Leading up to The Gathering at the end of July we are sharing weekly blogposts written by Art Earth Tech Institute members Rufus Pollock and Liam Kavanagh. This week’s post is a follow up on ‘The Way We Live Now’ and the questions that examination lead them to ask.

Photograph by Sarah Hickson

Examining ‘The Way We Live Now’: What do we really want?

by Rufus Pollock and Liam Kavanagh

We feel as we are writing this, that there is a dawning realization around the world of the situation described in our previous post about ‘The Way We Live Now’. This leads to several questions. We know what issues we have been arguing over, but what do we really want? That is, what are the elements of a good life that we are trying to achieve? And what change, whether individual or institutional, are we seeking to make? And, finally, how are we to maintain our focus and avoid absorption only with the problem of subsistence, infighting, or backsliding into old habits.

Is now the moment when enough people are ready to act, and, most importantly to coordinate in cultural and social change – so that it actually is the time for social change? If so we must ask ourselves what are the alternatives to business as usual? Are there successful alternatives lying unrecognized are there new alternatives to be invented — perhaps made possible, for example, by our new world of information? Is any meaningful change impossible if it is not accompanied by “spiritual change” that will allow us to be better messengers for the future that we envision.

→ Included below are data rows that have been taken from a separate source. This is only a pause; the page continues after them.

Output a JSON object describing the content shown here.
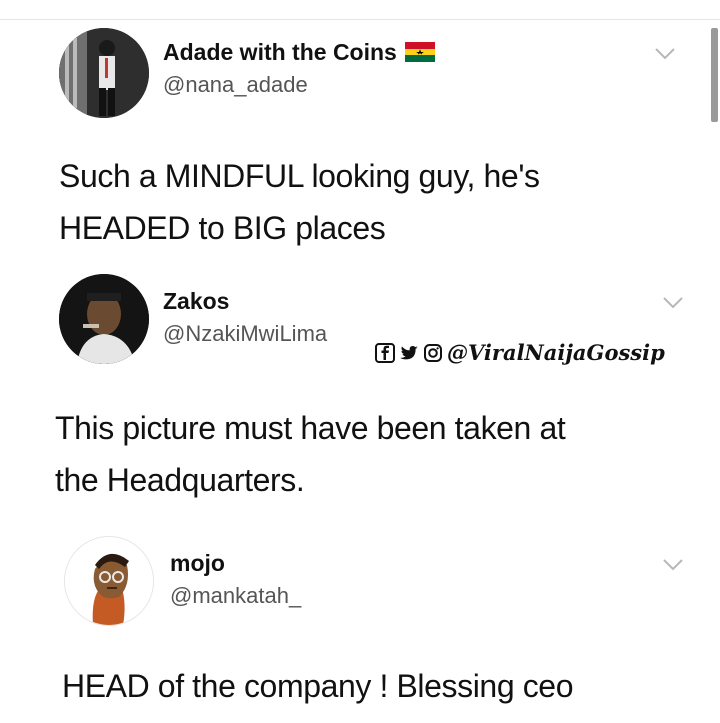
{
  "tweets": [
    {
      "name": "Adade with the Coins",
      "handle": "@nana_adade",
      "text_lines": [
        "Such a MINDFUL looking guy, he's",
        "HEADED to BIG places"
      ],
      "avatar_icon": "person-photo"
    },
    {
      "name": "Zakos",
      "handle": "@NzakiMwiLima",
      "text_lines": [
        "This picture must have been taken at",
        "the Headquarters."
      ],
      "avatar_icon": "person-photo"
    },
    {
      "name": "mojo",
      "handle": "@mankatah_",
      "text_lines": [
        "HEAD of the company ! Blessing ceo"
      ],
      "avatar_icon": "cartoon-avatar"
    }
  ],
  "watermark": {
    "handle": "@ViralNaijaGossip",
    "icons": [
      "facebook-icon",
      "twitter-icon",
      "instagram-icon"
    ]
  },
  "colors": {
    "name": "#111111",
    "handle": "#555555",
    "chevron": "#b8b8b8",
    "divider": "#e6e6e6"
  }
}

There is a widespread feeling that some tension be it the climate, war in the Middle East, artificial intelligence etc may catalyze the hoped for “great turning.” How will these issues affect the popular mindset? Are they really catalysts or are they just distractions? Are these important enough that they should dominate our attention?

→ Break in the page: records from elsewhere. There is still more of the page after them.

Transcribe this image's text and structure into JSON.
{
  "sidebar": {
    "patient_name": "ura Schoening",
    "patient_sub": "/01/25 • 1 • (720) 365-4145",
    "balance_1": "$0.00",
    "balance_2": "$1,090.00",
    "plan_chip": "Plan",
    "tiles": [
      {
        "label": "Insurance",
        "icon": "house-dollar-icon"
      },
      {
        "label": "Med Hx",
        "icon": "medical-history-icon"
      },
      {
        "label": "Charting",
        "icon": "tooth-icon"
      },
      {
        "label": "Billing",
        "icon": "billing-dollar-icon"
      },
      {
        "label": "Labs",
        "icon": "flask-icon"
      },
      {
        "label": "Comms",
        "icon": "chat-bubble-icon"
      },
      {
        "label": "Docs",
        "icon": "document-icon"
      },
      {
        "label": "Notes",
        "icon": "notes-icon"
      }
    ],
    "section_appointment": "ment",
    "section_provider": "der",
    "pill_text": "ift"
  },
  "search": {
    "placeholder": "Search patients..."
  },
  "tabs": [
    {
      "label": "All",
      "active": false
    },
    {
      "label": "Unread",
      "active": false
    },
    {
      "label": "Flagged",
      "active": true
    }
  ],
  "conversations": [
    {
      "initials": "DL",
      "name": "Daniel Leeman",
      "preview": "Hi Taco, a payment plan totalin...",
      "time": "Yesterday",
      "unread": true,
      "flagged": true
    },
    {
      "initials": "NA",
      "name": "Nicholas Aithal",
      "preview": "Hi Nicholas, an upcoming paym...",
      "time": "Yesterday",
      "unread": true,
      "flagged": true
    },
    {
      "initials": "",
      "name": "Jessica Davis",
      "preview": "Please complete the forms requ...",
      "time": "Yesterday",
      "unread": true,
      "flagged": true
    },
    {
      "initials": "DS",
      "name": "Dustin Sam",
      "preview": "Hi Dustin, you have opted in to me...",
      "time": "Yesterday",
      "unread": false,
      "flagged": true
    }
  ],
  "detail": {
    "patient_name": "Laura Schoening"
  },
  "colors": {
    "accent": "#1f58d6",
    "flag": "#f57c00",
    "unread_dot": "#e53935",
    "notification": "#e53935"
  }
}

Relatedly, how do we, going forward, reckon with the legacy of Marxism? It seems to be part of history and rhetoric, and will rear its head, like it or not. Can we critically engage with this movement, taking what ideas and concepts were there, and correctly diagnose the causes of its failure? The loose coalition known as the Anti-globalization movement is something of a mutation of the old radical left. Why haven’t their ideas taken hold? Is the task that we’re facing one of rhetoric and reification as much as of coming up with new approaches? If so then what is the rhetorical strategy, and how can this be shared across disparate groups undertaking disparate initiatives?

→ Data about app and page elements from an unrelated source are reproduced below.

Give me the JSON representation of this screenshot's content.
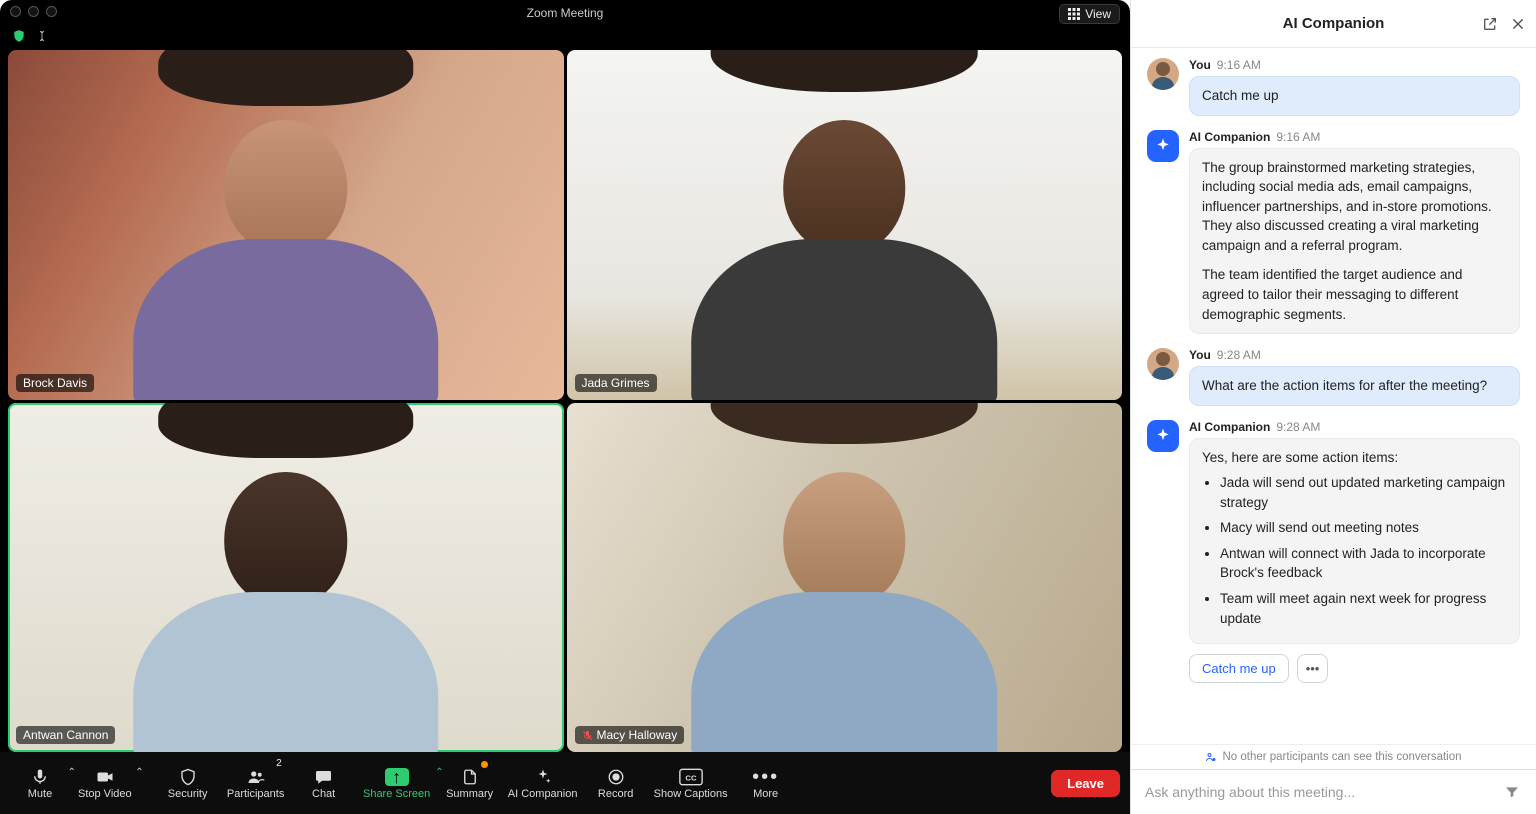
{
  "window": {
    "title": "Zoom Meeting",
    "view_label": "View"
  },
  "participants": [
    {
      "name": "Brock Davis",
      "active_speaker": false,
      "muted": false
    },
    {
      "name": "Jada Grimes",
      "active_speaker": false,
      "muted": false
    },
    {
      "name": "Antwan Cannon",
      "active_speaker": true,
      "muted": false
    },
    {
      "name": "Macy Halloway",
      "active_speaker": false,
      "muted": true
    }
  ],
  "toolbar": {
    "mute": "Mute",
    "stop_video": "Stop Video",
    "security": "Security",
    "participants": "Participants",
    "participants_count": "2",
    "chat": "Chat",
    "share_screen": "Share Screen",
    "summary": "Summary",
    "ai_companion": "AI Companion",
    "record": "Record",
    "show_captions": "Show Captions",
    "more": "More",
    "leave": "Leave"
  },
  "sidebar": {
    "title": "AI Companion",
    "messages": [
      {
        "sender": "You",
        "time": "9:16 AM",
        "type": "user",
        "text": "Catch me up"
      },
      {
        "sender": "AI Companion",
        "time": "9:16 AM",
        "type": "ai",
        "paragraphs": [
          "The group brainstormed marketing strategies, including social media ads, email campaigns, influencer partnerships, and in-store promotions. They also discussed creating a viral marketing campaign and a referral program.",
          "The team identified the target audience and agreed to tailor their messaging to different demographic segments."
        ]
      },
      {
        "sender": "You",
        "time": "9:28 AM",
        "type": "user",
        "text": "What are the action items for after the meeting?"
      },
      {
        "sender": "AI Companion",
        "time": "9:28 AM",
        "type": "ai",
        "intro": "Yes, here are some action items:",
        "items": [
          "Jada will send out updated marketing campaign strategy",
          "Macy will send out meeting notes",
          "Antwan will connect with Jada to incorporate Brock's feedback",
          "Team will meet again next week for progress update"
        ]
      }
    ],
    "suggestion": "Catch me up",
    "privacy": "No other participants can see this conversation",
    "input_placeholder": "Ask anything about this meeting..."
  }
}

Another set of questions surrounds technology. Does the technology-enabled transition to an age of abundance and an age of information make a different world possible? What kinds of worlds? Can we choose them, or is tech diffusion too inevitable and unpredictable to be managed? If we don’t have an answer here, how do we go about finding one? Conversation on this very important topic has been stilted for some time. To the extent that we have solutions, partial solutions, or even provisional approaches to getting closer to solutions, how do we go about disseminating these?